Presiden Mesir Abdul Fatah as-Sisi dan Raja Abdullah dari Arab Saudi dikenal sama-sama pembenci kelompok Ikhwanul Muslimin.
Pada tahun lalu ketika Sisi dikecam dunia internasional karena telah menggulingkan presiden Muhammad Moursi, yang dekat dengan Ikhwanul Muslimin, Arab Saudi justru memberi bantuan senilai 20 miliar dolar AS kepada Mesir.
Selain sama-sama tidak menyukai Ikhwanul Muslimin, kedua negara juga sama-sama khawatir atas keberhasilan Daulah Islamiyah (dahulu dikenal sebagai ISIS) di Irak karena dinilai dapat mengancaman stabilitas dan keamanan kawasan.
Juru bicara Sisi, Ehab Badawi, mengatakan bahwa kedua pemimpin sepakat untuk bersama-sama mempromosikan 'nilai-nilai moderat dan benar mengenai Islam yang menolak ekstrimisme dan terorisme'.
"Presiden Sisi dan Raja Abdullah juga membahas perkembangan terbaru Irak dalam konteks meluasnya terorisme di kawasan," kata Badawi sebagaimana dikutip dari kantor berita Middle East.
"Pertemuan kedua pemimpin ini sangat penting mengingat situasi terkini di negara-negara Muslim dan Arab. Telah terjadi peperangan, intervensi asing, perpecahan internal, dan juga perseteruan di antara negara-negara Arab," kata Menteri Luar Negeri Arab Saudi, Pangeran Saud al-Faisal sebagaimana dikutip dari kantor berita SPA.
Arab Saudi adalah salah satu negara yang khawatir atas perkembangan Daulah Islamiyah di Irak. Di saat bersamaan, negara tersebut juga tidak puas atas sejumlah kebijakan pemerintahan Syiah di Baghdad yang dinilai terlalu dekat dengan rival kawasan, Iran.

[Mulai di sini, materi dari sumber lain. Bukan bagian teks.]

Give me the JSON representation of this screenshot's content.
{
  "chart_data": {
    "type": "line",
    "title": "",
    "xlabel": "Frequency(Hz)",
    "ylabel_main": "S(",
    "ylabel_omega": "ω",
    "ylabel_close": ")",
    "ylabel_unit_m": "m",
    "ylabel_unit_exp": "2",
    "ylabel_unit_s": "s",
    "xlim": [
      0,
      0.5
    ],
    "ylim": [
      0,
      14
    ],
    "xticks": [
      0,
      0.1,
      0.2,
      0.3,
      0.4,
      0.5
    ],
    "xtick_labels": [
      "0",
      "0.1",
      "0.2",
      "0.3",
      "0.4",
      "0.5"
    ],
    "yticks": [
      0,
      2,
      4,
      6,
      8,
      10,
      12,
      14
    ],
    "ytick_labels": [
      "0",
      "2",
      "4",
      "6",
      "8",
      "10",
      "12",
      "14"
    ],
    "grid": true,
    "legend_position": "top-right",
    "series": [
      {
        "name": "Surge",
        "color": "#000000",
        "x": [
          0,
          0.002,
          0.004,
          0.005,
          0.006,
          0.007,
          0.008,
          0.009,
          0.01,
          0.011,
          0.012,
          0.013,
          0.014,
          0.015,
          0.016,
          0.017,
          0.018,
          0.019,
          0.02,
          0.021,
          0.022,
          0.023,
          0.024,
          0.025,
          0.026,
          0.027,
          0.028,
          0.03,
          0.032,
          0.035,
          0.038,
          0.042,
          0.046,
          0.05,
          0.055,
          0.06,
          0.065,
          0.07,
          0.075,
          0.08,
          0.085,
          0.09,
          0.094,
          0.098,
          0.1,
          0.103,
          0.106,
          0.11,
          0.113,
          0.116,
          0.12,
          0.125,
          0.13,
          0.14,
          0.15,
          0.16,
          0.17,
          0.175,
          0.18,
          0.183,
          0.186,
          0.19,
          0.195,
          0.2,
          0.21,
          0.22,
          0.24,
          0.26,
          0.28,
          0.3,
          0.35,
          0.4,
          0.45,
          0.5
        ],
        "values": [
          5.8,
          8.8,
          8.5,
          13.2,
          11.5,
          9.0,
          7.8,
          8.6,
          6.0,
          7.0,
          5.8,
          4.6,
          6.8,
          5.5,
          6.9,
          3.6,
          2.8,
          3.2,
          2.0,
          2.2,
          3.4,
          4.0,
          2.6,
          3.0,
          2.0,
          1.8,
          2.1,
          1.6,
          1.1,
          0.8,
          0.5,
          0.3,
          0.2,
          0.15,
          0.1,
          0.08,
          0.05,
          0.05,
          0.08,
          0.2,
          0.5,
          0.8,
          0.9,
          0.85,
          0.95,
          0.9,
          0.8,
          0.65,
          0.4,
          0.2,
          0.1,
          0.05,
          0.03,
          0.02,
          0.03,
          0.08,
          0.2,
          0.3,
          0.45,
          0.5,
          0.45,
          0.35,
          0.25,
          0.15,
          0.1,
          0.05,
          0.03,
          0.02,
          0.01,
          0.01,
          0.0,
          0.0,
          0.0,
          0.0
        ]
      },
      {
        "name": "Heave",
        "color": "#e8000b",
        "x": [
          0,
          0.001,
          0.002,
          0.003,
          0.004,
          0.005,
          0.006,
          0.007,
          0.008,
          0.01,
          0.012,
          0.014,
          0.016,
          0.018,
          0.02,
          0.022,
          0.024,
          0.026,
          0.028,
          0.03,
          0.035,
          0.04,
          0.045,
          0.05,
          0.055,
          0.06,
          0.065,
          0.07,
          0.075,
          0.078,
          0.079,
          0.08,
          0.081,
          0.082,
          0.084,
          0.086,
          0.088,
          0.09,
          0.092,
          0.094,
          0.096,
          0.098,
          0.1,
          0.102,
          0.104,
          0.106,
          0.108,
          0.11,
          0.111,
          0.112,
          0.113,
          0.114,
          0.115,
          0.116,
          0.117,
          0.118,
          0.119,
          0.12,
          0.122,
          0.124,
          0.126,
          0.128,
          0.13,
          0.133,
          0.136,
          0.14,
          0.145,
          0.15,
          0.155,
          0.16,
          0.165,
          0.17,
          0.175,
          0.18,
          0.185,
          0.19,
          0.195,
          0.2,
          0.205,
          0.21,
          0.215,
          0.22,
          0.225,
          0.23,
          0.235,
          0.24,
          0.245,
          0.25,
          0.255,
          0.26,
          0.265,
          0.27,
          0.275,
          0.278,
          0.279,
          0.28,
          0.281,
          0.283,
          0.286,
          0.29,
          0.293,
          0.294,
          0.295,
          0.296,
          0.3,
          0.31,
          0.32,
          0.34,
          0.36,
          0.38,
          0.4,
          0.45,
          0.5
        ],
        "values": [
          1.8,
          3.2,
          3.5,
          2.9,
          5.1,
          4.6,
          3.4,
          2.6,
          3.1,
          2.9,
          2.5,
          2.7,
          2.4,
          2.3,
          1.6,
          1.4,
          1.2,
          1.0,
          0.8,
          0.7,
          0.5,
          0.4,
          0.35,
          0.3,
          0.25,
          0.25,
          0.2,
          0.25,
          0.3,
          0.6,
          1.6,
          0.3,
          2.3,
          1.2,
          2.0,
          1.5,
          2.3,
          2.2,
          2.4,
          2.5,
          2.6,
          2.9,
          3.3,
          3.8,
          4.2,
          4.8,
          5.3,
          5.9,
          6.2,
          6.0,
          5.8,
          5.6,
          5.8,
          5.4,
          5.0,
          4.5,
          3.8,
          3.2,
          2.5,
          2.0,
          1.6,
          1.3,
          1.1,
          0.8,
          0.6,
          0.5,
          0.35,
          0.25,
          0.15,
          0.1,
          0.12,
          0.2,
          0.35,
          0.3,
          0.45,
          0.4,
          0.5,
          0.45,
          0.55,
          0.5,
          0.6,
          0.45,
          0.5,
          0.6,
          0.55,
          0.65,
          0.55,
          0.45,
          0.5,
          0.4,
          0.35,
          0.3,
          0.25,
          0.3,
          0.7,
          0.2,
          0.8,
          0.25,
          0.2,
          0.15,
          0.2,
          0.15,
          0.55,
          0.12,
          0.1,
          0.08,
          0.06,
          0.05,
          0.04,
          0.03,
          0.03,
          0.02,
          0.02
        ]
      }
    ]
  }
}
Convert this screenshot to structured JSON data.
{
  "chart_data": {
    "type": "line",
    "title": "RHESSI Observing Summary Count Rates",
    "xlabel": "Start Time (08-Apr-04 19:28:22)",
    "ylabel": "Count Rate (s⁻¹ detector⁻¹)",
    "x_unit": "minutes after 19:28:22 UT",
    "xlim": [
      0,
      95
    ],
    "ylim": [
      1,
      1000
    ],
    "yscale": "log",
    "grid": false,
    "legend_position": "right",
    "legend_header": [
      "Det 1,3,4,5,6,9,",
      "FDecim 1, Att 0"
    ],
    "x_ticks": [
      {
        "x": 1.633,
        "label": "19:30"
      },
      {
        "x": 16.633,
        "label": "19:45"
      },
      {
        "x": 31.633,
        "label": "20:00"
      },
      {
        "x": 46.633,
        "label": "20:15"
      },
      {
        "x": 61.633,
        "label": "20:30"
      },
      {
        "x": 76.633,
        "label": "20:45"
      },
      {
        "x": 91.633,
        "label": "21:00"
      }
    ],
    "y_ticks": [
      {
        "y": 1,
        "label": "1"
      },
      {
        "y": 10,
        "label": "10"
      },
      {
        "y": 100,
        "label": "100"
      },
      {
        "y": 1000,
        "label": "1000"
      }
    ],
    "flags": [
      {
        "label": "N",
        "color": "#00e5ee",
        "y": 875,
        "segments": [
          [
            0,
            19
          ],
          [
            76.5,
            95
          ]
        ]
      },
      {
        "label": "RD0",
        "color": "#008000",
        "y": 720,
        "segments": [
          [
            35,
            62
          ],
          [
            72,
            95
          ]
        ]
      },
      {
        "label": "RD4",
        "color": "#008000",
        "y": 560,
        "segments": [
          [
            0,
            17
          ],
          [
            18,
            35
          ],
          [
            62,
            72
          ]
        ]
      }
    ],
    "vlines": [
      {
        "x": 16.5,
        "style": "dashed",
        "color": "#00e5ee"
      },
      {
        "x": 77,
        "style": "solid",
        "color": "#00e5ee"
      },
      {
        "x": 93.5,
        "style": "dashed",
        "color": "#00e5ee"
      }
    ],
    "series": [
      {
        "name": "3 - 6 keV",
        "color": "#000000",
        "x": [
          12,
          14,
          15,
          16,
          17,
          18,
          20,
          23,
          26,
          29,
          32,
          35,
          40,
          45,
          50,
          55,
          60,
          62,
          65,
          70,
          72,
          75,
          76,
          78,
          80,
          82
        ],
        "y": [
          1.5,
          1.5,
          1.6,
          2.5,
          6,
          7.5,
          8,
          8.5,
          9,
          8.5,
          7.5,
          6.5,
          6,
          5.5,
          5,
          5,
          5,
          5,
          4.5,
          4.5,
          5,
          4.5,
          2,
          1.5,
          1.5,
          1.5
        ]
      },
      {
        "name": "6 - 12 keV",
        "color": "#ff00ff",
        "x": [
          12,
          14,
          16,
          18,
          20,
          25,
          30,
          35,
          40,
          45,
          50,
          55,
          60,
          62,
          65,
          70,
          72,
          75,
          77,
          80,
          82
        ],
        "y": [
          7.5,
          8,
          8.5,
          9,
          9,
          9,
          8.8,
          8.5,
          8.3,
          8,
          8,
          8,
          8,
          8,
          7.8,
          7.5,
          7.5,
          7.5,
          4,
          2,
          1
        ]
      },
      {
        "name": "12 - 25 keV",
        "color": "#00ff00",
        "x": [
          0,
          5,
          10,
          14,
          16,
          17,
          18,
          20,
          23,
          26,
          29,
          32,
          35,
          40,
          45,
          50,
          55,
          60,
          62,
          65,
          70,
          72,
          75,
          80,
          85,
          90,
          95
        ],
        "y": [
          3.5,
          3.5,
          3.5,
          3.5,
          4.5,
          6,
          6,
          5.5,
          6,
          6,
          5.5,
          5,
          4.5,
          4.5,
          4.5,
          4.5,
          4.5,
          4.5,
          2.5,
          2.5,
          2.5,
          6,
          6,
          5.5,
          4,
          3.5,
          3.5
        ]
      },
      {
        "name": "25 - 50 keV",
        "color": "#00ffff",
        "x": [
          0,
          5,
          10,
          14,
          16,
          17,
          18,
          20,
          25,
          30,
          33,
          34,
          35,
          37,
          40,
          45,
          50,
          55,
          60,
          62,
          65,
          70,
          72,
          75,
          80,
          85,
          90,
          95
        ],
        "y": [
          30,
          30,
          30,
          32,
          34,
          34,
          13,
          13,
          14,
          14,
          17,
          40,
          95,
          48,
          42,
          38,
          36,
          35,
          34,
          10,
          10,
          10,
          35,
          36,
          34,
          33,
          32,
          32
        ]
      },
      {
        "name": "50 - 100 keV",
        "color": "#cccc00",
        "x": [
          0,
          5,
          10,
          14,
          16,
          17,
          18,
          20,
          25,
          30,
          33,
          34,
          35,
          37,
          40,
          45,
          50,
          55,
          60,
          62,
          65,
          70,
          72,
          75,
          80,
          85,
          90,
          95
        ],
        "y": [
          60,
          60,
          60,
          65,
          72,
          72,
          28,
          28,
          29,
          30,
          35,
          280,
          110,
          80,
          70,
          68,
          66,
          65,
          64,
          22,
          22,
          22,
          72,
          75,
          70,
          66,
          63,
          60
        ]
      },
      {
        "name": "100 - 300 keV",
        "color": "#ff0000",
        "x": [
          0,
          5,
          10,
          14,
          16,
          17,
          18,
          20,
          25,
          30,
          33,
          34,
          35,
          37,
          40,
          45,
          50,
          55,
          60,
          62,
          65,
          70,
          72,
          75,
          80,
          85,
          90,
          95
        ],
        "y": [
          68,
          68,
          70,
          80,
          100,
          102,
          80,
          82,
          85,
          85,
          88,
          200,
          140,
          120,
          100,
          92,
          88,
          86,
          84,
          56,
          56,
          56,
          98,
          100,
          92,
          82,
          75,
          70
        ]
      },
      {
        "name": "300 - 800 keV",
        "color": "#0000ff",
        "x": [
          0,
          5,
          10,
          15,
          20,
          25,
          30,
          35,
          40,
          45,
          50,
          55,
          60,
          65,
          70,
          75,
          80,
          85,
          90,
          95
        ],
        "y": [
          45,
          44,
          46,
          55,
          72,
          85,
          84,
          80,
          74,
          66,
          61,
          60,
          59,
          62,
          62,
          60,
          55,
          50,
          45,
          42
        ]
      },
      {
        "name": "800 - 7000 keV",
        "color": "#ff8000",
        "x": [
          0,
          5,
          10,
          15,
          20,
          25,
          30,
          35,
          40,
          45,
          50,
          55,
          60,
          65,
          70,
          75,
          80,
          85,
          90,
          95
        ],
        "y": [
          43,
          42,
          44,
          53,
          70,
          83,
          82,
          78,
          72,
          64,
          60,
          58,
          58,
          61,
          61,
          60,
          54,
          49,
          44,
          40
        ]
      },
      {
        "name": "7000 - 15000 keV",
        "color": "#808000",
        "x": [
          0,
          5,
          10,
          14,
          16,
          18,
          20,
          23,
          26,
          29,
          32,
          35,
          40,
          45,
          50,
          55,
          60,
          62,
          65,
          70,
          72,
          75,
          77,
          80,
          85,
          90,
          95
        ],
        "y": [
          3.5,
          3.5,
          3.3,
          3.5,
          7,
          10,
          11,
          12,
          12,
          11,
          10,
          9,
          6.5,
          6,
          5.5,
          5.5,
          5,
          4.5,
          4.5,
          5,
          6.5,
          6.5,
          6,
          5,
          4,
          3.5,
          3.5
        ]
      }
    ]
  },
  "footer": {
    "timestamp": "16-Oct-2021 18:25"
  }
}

Di sisi lain, sejumlah media dari kedua negara melaporkan bahwa pertemuan yang berlangsung di istana raja, Jeddah, itu juga membahas upaya Mesir dalam memediasi gencatan senjata antara Israel dengan Palestina di Jalur Gaza.
Kedua negara dituduh telah mengulur waktu untuk menghentikan serangan Israel sehingga negara Yahudi itu dapat menghancurkan kelompok penguasa Jalur Gaza, Hamas, yang dikenal dekat dengan Ikhwanul Muslimin. Kairo dan Jeddah sama-sama membantah tuduhan itu.